Certains contactent directement des politiques de leur connaissance à l'image de Stéphane Manigold, qui parle loyer, charges fixes et chômage partiel avec le ministre de l'Economie Bruno Le Maire et le député LaRem Sylvain Maillard, porte-parole du groupe à l'Assemblée.

"J'échange sur Whatsapp avec le ministre de l'Economie qui m'a demandé de lui envoyer des infos pertinentes", confie-t-il.

Ceux qui ont accès aux médias enchaînent les interventions, tel Xavier Denamur, propriétaire de cinq affaires dans le quartier du Marais et habitué des plateaux de télévision.

"J'accepte les invitations parce que j'aime bien débattre.

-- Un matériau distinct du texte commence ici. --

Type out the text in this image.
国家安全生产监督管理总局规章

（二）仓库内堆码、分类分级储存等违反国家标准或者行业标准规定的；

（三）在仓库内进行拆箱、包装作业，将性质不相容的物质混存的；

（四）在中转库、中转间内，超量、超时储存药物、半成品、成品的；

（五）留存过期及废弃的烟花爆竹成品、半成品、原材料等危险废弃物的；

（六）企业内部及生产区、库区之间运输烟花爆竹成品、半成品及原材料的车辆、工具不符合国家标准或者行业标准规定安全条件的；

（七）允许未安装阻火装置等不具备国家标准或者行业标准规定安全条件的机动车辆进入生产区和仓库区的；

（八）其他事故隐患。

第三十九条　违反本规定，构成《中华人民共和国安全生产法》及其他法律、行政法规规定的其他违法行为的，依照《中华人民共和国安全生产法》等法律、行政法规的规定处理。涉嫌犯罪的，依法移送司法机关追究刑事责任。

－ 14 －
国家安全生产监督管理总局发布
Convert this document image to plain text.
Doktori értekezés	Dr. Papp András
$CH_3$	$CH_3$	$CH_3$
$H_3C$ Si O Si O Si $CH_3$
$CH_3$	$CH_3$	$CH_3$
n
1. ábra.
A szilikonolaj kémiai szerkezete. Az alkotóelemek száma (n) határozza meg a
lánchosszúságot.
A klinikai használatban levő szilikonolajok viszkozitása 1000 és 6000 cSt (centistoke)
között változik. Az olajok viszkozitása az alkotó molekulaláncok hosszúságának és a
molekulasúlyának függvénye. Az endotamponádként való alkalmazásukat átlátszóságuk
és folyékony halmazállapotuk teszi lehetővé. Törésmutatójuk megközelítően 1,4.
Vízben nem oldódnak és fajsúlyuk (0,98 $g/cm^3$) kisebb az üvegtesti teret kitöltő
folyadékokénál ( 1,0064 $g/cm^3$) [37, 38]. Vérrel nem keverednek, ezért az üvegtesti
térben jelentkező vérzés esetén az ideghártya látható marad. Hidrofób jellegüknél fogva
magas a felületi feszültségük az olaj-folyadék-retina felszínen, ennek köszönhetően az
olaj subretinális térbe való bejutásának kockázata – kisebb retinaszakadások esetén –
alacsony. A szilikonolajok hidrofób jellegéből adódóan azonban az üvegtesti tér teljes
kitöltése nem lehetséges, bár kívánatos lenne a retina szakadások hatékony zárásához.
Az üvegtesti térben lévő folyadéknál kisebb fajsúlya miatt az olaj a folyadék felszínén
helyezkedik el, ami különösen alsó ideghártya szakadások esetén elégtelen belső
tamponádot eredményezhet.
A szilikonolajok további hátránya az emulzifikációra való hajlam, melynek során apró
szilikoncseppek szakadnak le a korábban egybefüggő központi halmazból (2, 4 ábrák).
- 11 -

Pourquoi ça marche ? Parce que ce que je dis, je le vis", raconte ce patron devant son bar où gît un panneau "Comptoir fermé le temps que la fièvre redescende".

Le 1er octobre, les syndicats présentent au gouvernement une liste de précautions pour limiter les risques : espaces entre les tables, gel hydroalcoolique, "cahier de rappel" des clients en cas de contamination.

Ce protocole est adoubé par les autorités sanitaires. Le 4 octobre, le Premier ministre Jean Castex place Paris en état d'alerte épidémique maximale ; il ferme les bars, mais pas les restaurants.

A Bercy, Alain Griset multiplie réunions et contacts avec des professionnels au bord de la crise de nerfs. "On ne fait pas des choses comme ça dans notre coin, on consulte, on interroge. On attend les propositions, on échange. Le ministre a entre 12 et 15 réunions par jour, c'est normal", témoigne son entourage.

Egalement interrogés par Reuters, les services du Premier ministre soulignent que "la gestion de cette crise demande de tenir cette ligne de crête entre la protection sanitaire et la préservation de notre économie, ce à quoi s'emploie le gouvernement".

Le ministère de la Santé rappelle pour sa part que "dans cette épidémie, chaque contact évité est une petite victoire" et défend "une approche proportionnée, territorialisée et toujours à l'aune des indicateurs épidémiques'.

Amateur de restaurants, Emmanuel Macron se rend dans l'un de ses établissements préférés où il prend le temps de discuter avec le personnel alors que les autorités réfléchissent déjà au couvre-feu qui sera instauré le 16 octobre à Paris et d'autres grandes villes. Un épisode sur lequel l'Elysée a refusé de s'exprimer.

Le 30 octobre, le deuxième confinement met fin aux espoirs des restaurateurs de sauver une partie de leur chiffre d'affaires, sacrifié sur l'autel de la lutte contre un virus qui a fait aujourd'hui plus de 50.000 morts dans le pays.

Prochaine étape : le 20 janvier 2021, si l'épidémie recule suffisamment. "Je sais les sacrifices que nous avons demandés à beaucoup de ces entrepreneurs", a dit Emmanuel Macron en annonçant le calendrier mardi dernier à la télévision.

Du point de vue des scientifiques interrogés par Reuters, et au regard de la virulence de la deuxième vague, les décisions visant à réduire la circulation du virus ont tardé à se prendre. Certains reconnaissent que l'opinion publique n'était peut-être pas prête à les entendre.

"Aurions-nous dû prendre des mesures plus dures et plus coercitives ? Aurions-nous dû mieux expliquer les choses ?", s'interroge Yazdan Yazdanpanah. "Nous devons apprendre à faire un effort en matière de communication, d'éducation, beaucoup plus qu'avant."